Article rédigé par Sébastien Baer
Radio France
 
Publié
Temps de lecture : 3min
Marcus Lentz, détective privé à Francfort, en Allemagne, s'est fait une spécialité d'identifier les fraudeurs à l'arrêt-maladie. (SEBASTIEN BAER / FRANCEINFO)
Face à l'augmentation du nombre d'arrêts-maladie, des détectives privés traquent désormais des salariés, sur demande des entreprises. Un business en pleine expansion.

En Allemagne, le nombre d’arrêts-maladie augmente, année après année. En 2023, les salariés ont été en arrêt 15 jours, soit quatre jours de plus qu’en 2021. Et cela préoccupe les entreprises. Le patron de Mercedes a même dénoncé un absentéisme "deux fois plus élevé que dans d’autres pays européens". Ces absences, qui ont un impact sur l’activité, rendent méfiants certains employeurs. Au point que certains sollicitent les services de détective pour traquer les fraudeurs.  

Marcus Lentz, qui exerce à Francfort, promet aux patrons qui font appel à ses services un taux de réussite de 90%. Cette semaine-là, ses équipes ont pris en filature douze salariés, en quête du flagrant délit. "Ça peut être quelqu’un qui est en arrêt-maladie pour une hernie discale et qui pose du gazon en rouleau dans son jardin. Ou quelqu’un qui souffre d’une grippe carabinée et qui fait du shopping toute la journée et, le soir, va à la piscine", énumère-t-il, assurant que ce sont "de vrais exemples". "On observe et on suit les gens. Presque tous les fraudeurs commettent une erreur."

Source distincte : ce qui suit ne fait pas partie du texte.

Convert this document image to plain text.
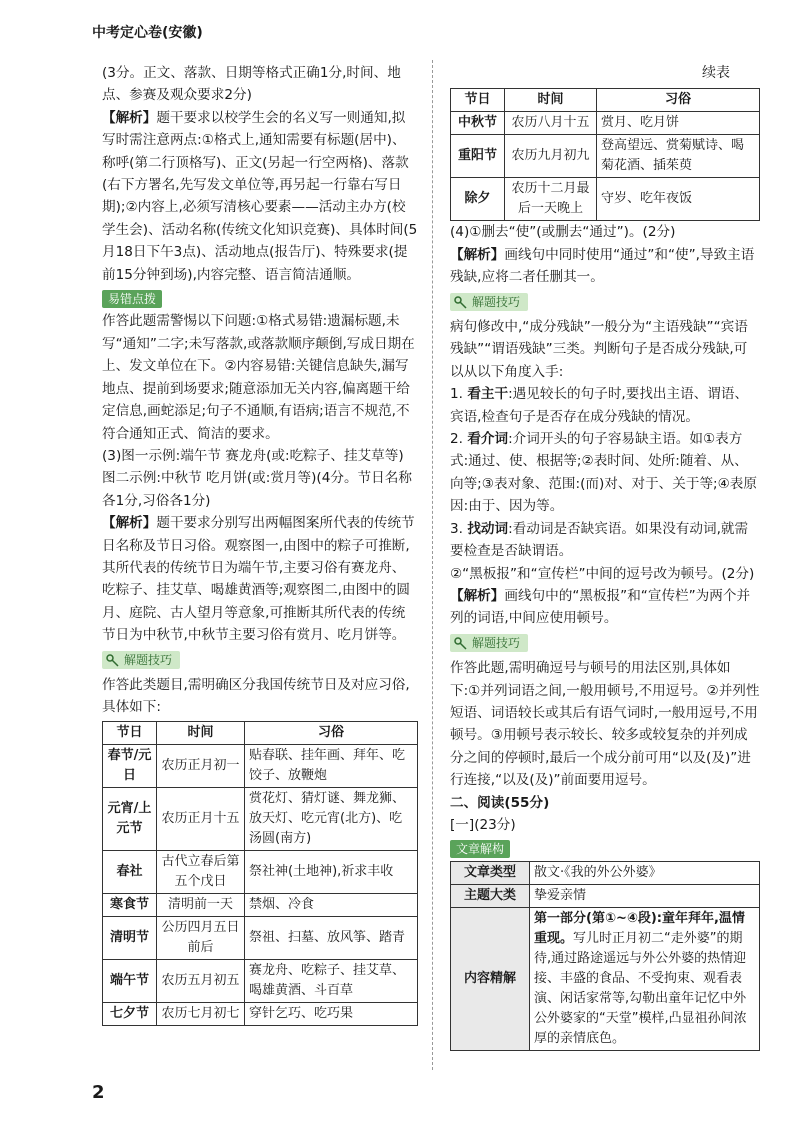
中考定心卷(安徽)

(3分。正文、落款、日期等格式正确1分,时间、地点、参赛及观众要求2分)

【解析】题干要求以校学生会的名义写一则通知,拟写时需注意两点:①格式上,通知需要有标题(居中)、称呼(第二行顶格写)、正文(另起一行空两格)、落款(右下方署名,先写发文单位等,再另起一行靠右写日期);②内容上,必须写清核心要素——活动主办方(校学生会)、活动名称(传统文化知识竞赛)、具体时间(5月18日下午3点)、活动地点(报告厅)、特殊要求(提前15分钟到场),内容完整、语言简洁通顺。

易错点拨

作答此题需警惕以下问题:①格式易错:遗漏标题,未写“通知”二字;未写落款,或落款顺序颠倒,写成日期在上、发文单位在下。②内容易错:关键信息缺失,漏写地点、提前到场要求;随意添加无关内容,偏离题干给定信息,画蛇添足;句子不通顺,有语病;语言不规范,不符合通知正式、简洁的要求。

(3)图一示例:端午节 赛龙舟(或:吃粽子、挂艾草等) 图二示例:中秋节 吃月饼(或:赏月等)(4分。节日名称各1分,习俗各1分)

【解析】题干要求分别写出两幅图案所代表的传统节日名称及节日习俗。观察图一,由图中的粽子可推断,其所代表的传统节日为端午节,主要习俗有赛龙舟、吃粽子、挂艾草、喝雄黄酒等;观察图二,由图中的圆月、庭院、古人望月等意象,可推断其所代表的传统节日为中秋节,中秋节主要习俗有赏月、吃月饼等。

解题技巧

作答此类题目,需明确区分我国传统节日及对应习俗,具体如下:

节日	时间	习俗
春节/元日	农历正月初一	贴春联、挂年画、拜年、吃饺子、放鞭炮
元宵/上元节	农历正月十五	赏花灯、猜灯谜、舞龙狮、放天灯、吃元宵(北方)、吃汤圆(南方)
春社	古代立春后第五个戊日	祭社神(土地神),祈求丰收
寒食节	清明前一天	禁烟、冷食
清明节	公历四月五日前后	祭祖、扫墓、放风筝、踏青
端午节	农历五月初五	赛龙舟、吃粽子、挂艾草、喝雄黄酒、斗百草
七夕节	农历七月初七	穿针乞巧、吃巧果
续表
节日	时间	习俗
中秋节	农历八月十五	赏月、吃月饼
重阳节	农历九月初九	登高望远、赏菊赋诗、喝菊花酒、插茱萸
除夕	农历十二月最后一天晚上	守岁、吃年夜饭

(4)①删去“使”(或删去“通过”)。(2分)

【解析】画线句中同时使用“通过”和“使”,导致主语残缺,应将二者任删其一。

解题技巧

病句修改中,“成分残缺”一般分为“主语残缺”“宾语残缺”“谓语残缺”三类。判断句子是否成分残缺,可以从以下角度入手:

1. 看主干:遇见较长的句子时,要找出主语、谓语、宾语,检查句子是否存在成分残缺的情况。

2. 看介词:介词开头的句子容易缺主语。如①表方式:通过、使、根据等;②表时间、处所:随着、从、向等;③表对象、范围:(而)对、对于、关于等;④表原因:由于、因为等。

3. 找动词:看动词是否缺宾语。如果没有动词,就需要检查是否缺谓语。

②“黑板报”和“宣传栏”中间的逗号改为顿号。(2分)

【解析】画线句中的“黑板报”和“宣传栏”为两个并列的词语,中间应使用顿号。

解题技巧

作答此题,需明确逗号与顿号的用法区别,具体如下:①并列词语之间,一般用顿号,不用逗号。②并列性短语、词语较长或其后有语气词时,一般用逗号,不用顿号。③用顿号表示较长、较多或较复杂的并列成分之间的停顿时,最后一个成分前可用“以及(及)”进行连接,“以及(及)”前面要用逗号。

二、阅读(55分)

[一](23分)

文章解构
文章类型	散文·《我的外公外婆》
主题大类	挚爱亲情
内容精解	第一部分(第①~④段):童年拜年,温情重现。写儿时正月初二“走外婆”的期待,通过路途遥远与外公外婆的热情迎接、丰盛的食品、不受拘束、观看表演、闲话家常等,勾勒出童年记忆中外公外婆家的“天堂”模样,凸显祖孙间浓厚的亲情底色。
2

Deux fois plus de demandes en cinq ans

Parmi ses clients, le détective compte aussi bien des entreprises cotées en bourse que des PME d'une centaine de salariés. Les enquêtes, qui durent trois ou quatre jours, sont facturées de 6 à 8 000 euros et aboutissent le plus souvent à un licenciement. L'année dernière, l'agence de Marcus Lentz a traité 800 demandes, soit deux fois plus de dossiers qu’il y a cinq ans.

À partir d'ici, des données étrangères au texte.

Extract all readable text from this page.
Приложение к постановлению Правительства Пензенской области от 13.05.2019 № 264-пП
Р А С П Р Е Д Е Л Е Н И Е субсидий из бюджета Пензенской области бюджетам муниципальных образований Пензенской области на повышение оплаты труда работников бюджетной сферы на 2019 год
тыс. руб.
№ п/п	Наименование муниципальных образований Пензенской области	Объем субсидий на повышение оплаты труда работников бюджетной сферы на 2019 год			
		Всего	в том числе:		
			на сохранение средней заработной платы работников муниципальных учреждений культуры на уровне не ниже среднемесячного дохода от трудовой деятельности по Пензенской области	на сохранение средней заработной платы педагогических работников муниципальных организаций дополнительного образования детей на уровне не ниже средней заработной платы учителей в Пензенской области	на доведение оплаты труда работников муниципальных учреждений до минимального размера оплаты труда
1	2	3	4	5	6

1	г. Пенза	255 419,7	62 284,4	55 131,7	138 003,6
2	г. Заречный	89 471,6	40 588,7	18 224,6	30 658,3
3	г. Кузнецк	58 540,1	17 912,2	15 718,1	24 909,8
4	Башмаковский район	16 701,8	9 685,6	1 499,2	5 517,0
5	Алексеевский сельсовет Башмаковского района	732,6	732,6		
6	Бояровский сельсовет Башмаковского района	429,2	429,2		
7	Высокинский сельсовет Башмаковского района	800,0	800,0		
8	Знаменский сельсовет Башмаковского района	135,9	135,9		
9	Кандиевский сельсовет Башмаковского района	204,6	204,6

"Quand l'économie va mal, les entrepreneurs veulent se séparer des brebis galeuses, estime Marcus Lentz. Ils en ont assez des employés paresseux qui considèrent les arrêts-maladie comme des vacances supplémentaires. Soyons honnête, qui aime se faire arnaquer ?"

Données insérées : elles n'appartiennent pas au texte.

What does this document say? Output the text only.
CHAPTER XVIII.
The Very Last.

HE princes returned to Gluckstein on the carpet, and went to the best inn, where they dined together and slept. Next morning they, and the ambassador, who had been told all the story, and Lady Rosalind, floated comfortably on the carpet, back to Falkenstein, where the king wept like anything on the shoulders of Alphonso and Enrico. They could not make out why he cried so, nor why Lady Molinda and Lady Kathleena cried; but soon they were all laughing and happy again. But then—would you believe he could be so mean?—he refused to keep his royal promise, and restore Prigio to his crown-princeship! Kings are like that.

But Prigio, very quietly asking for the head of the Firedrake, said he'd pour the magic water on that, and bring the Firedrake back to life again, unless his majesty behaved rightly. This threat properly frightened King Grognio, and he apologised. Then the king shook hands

"S’ils ne font rien, alors un jour la moitié du personnel sera malade et l’entreprise fera faillite."

Marcus Lentz, détective

à franceinfo

Cette hausse des arrêts-maladie pèse sur l'économie allemande. Claus Michelsen, de l'association des entreprises de recherche pharmaceutique, a fait ses calculs. Les arrêts-maladie ont coûté à l’Allemagne 0,8 point de croissance en 2023. "Si l'on exprime cela en euros, cela représente environ une perte de 30 milliards d'euros pour l'ensemble de l'économie, explique-t-il. C'est considérable, d'autant que la croissance allemande stagne depuis 2019. C'est un facteur supplémentaire qui pèse. Je peux comprendre que des entreprises s'inquiètent et imaginent des stratégies pour éviter les congés maladie." 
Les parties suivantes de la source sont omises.